The taller deli guy winked at me. I raised my butter bowl as some kind of response and quickly tapped my way to the bakery pen. Awkward suits me better than mystery.
The butter swirled into something else, and all the elses swelled into something mores. We powdered them, primped them, plated them. I washed our dishes as Paige re-packed the baking tools back into the box. The power washer in the industrial sink made washing a lot faster than at home, but it also splashed me with an uncomfortable amount of spray. If only my terrible roommate could get soaked while doing chores as well. Per the typed chore chart on the refrigerator, it was my turn to clean the unused guest bathroom for the second week in a row and I had already plotted how to get out of it.
The roommates, sisters, hadn’t yet shown just how terrible they would get. There would be the fallout from all my chore revolts. There would be the time I would forget to drop off the rent at the appointed hour and would wake up to a screaming phone call. There would also, separately, be my financial downfall of teaching yoga full time. Three months later, I would be living on CVS brand, sale-price, trail mix, taking three buses to pick up my car from the impound lot. But this was October and it wasn’t quite bleak yet.
We had a packed house of 17 people squirming in their metal folding chairs. Brad had secured an amp and a microphone for me, and now stood at the end of our folding table poking at the display products.
“So, how long have you been doing these,” Brad asked. He meant it to me, but he spoke to the plastic bottle of ground cinnamon.
“Uh, I think this is my eighth,” I said, smoothing the white tablecloth over the opposite end. I feigned uncertainty, as if by being sure I would be found out of my financial status. I knew exactly how many we had done because I knew exactly when and how much I should be paid.
“Oh, so you’re a pro now, huh,” Brad chuckled. He set the cinnamon down on top of the nutmeg, built a tower.
“Oh, something like that,” I said. I re-tied my white apron over my white, sleeved, cotton top and black tailored pants that I had almost definitely pulled off of the floor that morning. There was nothing left to set up or do before we began, but I found it hard to stay still with Brad hovering in our performance space. My job, in all seriousness, was to connect with the people sitting in the metal chairs. This wasn’t an uppity cooking show, this was a demonstration of how to take products most suburban moms would buy for the holidays anyway, and turn it into something the neighborhood families would talk about.
“Did you try those cookies with the piped frosting? Can you believe Sheryl has three kids under five and she whipped that up?”
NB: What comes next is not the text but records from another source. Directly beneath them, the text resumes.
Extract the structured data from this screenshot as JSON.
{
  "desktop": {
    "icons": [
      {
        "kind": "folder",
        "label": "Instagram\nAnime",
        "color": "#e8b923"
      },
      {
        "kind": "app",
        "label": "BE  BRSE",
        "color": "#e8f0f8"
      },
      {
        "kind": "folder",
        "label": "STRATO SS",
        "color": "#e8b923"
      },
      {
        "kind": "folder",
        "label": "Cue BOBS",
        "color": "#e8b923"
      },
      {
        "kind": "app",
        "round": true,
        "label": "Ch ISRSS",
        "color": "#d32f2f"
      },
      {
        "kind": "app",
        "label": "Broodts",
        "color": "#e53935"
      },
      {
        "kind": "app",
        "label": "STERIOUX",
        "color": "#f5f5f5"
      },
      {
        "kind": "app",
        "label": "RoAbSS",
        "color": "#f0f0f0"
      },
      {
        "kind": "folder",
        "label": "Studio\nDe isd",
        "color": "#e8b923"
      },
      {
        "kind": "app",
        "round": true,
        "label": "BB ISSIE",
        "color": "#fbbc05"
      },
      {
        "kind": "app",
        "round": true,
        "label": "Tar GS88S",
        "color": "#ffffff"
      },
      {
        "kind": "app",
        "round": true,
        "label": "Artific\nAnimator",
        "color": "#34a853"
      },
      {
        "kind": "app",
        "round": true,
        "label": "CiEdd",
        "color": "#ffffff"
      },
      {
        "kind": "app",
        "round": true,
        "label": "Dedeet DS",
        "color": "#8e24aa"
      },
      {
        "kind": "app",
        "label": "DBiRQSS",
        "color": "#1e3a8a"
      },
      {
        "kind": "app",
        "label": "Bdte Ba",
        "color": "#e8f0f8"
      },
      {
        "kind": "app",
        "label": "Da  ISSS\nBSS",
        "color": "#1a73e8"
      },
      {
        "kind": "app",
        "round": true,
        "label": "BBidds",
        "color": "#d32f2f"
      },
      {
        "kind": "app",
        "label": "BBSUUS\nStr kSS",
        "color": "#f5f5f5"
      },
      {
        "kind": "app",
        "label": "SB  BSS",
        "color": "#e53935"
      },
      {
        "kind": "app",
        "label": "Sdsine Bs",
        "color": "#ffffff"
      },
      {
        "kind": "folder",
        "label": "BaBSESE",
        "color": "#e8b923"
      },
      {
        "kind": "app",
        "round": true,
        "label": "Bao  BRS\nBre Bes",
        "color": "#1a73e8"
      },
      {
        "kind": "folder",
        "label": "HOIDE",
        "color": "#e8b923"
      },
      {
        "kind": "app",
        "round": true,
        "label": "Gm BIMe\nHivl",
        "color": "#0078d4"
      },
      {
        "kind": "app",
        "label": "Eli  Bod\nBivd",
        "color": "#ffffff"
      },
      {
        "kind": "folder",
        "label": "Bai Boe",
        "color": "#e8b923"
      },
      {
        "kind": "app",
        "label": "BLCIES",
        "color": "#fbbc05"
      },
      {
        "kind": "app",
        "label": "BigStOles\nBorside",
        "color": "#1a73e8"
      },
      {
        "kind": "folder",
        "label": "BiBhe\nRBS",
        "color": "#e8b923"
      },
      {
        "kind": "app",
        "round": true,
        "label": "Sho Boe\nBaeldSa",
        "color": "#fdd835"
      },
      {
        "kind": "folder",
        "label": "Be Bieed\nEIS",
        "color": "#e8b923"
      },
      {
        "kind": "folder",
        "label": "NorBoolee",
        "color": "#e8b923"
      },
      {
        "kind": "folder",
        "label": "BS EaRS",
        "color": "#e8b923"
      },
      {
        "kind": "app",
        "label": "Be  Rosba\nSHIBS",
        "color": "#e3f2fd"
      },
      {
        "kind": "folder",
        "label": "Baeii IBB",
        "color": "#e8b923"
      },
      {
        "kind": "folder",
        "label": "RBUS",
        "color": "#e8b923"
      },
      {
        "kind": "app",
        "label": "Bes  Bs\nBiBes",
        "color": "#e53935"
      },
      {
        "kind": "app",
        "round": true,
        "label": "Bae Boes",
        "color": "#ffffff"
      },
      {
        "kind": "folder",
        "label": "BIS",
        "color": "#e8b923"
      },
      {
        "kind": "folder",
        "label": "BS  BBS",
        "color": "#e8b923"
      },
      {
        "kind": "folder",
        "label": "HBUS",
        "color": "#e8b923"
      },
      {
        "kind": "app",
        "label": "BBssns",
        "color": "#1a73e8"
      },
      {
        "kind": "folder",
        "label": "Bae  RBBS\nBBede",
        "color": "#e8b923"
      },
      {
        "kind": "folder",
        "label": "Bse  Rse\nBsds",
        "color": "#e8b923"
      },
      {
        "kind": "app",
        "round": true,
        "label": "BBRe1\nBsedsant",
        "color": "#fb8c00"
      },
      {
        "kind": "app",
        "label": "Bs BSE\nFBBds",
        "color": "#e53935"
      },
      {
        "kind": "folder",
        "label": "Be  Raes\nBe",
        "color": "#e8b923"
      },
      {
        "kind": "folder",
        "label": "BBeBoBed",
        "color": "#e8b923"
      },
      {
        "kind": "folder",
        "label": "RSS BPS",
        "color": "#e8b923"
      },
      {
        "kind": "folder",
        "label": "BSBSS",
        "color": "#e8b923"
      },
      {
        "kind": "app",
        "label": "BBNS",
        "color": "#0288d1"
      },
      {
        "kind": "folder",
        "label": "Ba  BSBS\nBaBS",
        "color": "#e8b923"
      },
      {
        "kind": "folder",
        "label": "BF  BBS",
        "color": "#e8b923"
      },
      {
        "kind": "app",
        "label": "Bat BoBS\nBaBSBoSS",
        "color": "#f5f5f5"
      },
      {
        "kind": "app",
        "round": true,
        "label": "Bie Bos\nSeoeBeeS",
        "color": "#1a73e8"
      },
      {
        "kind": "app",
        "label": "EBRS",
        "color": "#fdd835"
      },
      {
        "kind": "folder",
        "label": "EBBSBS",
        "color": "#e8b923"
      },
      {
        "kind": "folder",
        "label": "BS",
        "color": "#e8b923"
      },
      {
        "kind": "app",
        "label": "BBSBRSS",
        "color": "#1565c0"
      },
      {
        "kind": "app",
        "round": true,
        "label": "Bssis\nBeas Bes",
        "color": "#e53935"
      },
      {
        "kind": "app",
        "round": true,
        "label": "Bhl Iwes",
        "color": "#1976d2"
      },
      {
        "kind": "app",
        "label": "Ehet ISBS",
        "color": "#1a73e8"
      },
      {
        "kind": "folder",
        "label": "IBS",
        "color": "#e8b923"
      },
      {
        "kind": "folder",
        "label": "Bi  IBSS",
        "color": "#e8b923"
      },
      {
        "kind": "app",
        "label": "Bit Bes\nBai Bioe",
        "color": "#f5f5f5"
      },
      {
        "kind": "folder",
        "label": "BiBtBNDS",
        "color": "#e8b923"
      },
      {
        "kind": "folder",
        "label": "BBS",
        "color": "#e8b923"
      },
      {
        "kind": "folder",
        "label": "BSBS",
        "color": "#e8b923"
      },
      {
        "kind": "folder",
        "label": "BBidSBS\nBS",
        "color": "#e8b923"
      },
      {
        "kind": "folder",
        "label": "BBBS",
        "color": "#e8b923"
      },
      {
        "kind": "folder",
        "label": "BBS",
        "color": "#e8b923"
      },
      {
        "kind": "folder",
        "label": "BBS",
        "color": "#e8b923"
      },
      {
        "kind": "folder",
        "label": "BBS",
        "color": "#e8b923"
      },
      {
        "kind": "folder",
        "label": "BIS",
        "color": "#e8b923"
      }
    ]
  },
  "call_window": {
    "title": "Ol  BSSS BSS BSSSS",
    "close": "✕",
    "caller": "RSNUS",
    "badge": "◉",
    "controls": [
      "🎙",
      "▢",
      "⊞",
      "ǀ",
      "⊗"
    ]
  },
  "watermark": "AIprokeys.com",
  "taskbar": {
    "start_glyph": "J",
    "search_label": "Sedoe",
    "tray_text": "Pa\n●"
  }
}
To get Sheryl to believe she could do this, and to get her to believe I didn’t think it was totally disgusting to spray frosting out of a can like Easy Cheese, I had to suspend my actual self. I could have been Sheryl. I was headed for Sheryl. And then I had freaked out and I had run away for a different life. The life of hiding in my room from my terrible roommates, where I picked out a city to move to on a map and budgeted how many Zone bars I could eat that week. Not only did I have to gain Sheryl’s trust while also not wanting her life, but I so badly didn’t want it that I had become a human wrecking ball to bust up any path that led there.
And it was difficult to be all those things while standing next to Brad and his spice tower.
“Alright, well Paige and…” Brad paused. “Katie? I’ll let you get to it.”
I sighed. Baby steps.
“How are you all doing tonight, are you ready for the holidays?” I asked. Out of the amp echoed a singsong that belonged to an adult I had heard once.